12.10: Ölümcül Aleller

Agouti: Ölümcül Bir Alel

Lucien Cuénot, 1905 yılında farelerde kürk renginin kalıtımını incelerken öldürücü alelleri keşfetti. Aguti geni, farelerde kürkün renginden sorumludur. Bu gen, memelilerde melanin dağılımından sorumlu olan bir aguti sinyal proteinini kodlar. Yabani tip alel, farelerde gri-kahverengi kürk rengine yol açarken, mutant alel sarı kürk rengine yol açar. Ceket rengine ek olarak, aguti geni, obezite ve tümörlerin erken başlangıcı ile karakterize sarı fare obezite sendromu ile ilişkilidir.

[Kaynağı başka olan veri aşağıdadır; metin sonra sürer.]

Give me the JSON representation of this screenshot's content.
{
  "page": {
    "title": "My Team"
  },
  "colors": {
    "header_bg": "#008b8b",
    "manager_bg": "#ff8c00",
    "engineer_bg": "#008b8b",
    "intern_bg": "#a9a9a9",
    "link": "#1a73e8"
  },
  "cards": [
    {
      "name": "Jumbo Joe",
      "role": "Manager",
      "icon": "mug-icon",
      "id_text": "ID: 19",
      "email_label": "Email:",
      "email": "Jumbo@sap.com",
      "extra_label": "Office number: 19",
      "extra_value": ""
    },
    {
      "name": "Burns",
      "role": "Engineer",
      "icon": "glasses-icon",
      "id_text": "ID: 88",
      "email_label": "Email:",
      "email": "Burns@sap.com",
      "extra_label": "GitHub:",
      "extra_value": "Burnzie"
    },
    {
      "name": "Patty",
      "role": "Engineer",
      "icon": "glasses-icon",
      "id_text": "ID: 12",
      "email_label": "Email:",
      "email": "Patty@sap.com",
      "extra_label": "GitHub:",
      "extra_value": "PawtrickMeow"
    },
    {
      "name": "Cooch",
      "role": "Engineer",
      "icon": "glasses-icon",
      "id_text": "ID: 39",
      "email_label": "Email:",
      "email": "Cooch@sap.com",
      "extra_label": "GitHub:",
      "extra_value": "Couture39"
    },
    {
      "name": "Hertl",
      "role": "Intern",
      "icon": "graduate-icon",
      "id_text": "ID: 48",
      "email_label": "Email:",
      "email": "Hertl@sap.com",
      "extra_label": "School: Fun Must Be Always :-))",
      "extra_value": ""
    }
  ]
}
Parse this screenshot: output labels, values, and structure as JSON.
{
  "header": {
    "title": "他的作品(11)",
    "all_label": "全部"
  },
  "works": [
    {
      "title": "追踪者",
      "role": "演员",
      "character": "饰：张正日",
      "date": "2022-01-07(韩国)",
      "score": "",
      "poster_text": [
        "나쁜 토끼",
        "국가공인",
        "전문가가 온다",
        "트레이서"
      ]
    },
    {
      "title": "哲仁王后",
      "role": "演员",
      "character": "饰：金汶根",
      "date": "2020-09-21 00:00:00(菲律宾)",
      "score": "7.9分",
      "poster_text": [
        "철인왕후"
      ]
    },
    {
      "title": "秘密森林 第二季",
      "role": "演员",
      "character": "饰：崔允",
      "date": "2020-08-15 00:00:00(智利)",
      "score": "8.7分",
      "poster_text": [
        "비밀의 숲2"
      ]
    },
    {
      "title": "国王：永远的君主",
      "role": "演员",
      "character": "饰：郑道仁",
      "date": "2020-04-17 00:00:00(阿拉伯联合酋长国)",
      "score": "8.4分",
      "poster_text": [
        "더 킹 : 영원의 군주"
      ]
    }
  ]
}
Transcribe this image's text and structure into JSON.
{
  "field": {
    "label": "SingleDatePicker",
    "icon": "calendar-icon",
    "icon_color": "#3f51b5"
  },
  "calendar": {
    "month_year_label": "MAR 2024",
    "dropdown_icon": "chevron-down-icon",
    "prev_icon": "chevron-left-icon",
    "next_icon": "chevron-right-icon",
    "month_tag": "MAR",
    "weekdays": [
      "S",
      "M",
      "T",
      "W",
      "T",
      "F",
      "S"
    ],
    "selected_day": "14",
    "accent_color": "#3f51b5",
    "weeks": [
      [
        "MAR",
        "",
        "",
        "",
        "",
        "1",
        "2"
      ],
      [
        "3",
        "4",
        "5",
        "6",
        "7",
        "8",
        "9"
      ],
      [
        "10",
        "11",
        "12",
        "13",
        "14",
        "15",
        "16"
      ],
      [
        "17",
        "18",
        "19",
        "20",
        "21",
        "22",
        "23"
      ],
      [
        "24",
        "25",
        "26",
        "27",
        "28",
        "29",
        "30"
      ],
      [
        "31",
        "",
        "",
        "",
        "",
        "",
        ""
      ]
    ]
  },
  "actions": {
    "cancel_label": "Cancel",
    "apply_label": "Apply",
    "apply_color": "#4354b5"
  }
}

Bir üreme deneyinde, Cuénot iki sarı fareyi geçti ve iki yavrunun sarı ve birinin gri olduğunu gözlemledi. Döl, monohibrit bir melezlemeden beklenen 3:1 fenotipik oranı hiçbir zaman göstermedi. Bunun yerine, sarı ve gri farelerin 2: 1 fenotipik oranını gösterdiler.

1910’da W.E. Castle ve C.C. Little, kayıp sarı farelerin embriyonik aşamada ölmekte olduğunu gösterdi. Embriyo, hem iç hücre kütlesinin (ICM) hem de blastosistin dış tabakası olan trofektodermin farklılaşmasını etkileyen homozigot bir durum olan resesif mutant alelleri taşıdı.

İnsanlarda Öldürücü Aleller

Bazı resesif ölümcül aleller insanlarda genetik bozukluklara neden olur. Örneğin, akondroplazi, kısa uzuvlu cücelik ile sonuçlanan kemik gelişimini etkileyen genetik bir bozukluktur. Baskın bir alelden kaynaklanır, bu da mutasyona uğramış alelin tek bir kopyasının varlığının bozukluğa neden olduğu anlamına gelir. Bununla birlikte, aynı alel homozigot formda bulunduğunda, ölümcül hale gelir ve embriyonik gelişim sırasında ölüme neden olur. Hastalığa baskın bir alel neden olsa da, ölümcüllük çekiniktir; bu nedenle, resesif öldürücü alel olarak adlandırılır.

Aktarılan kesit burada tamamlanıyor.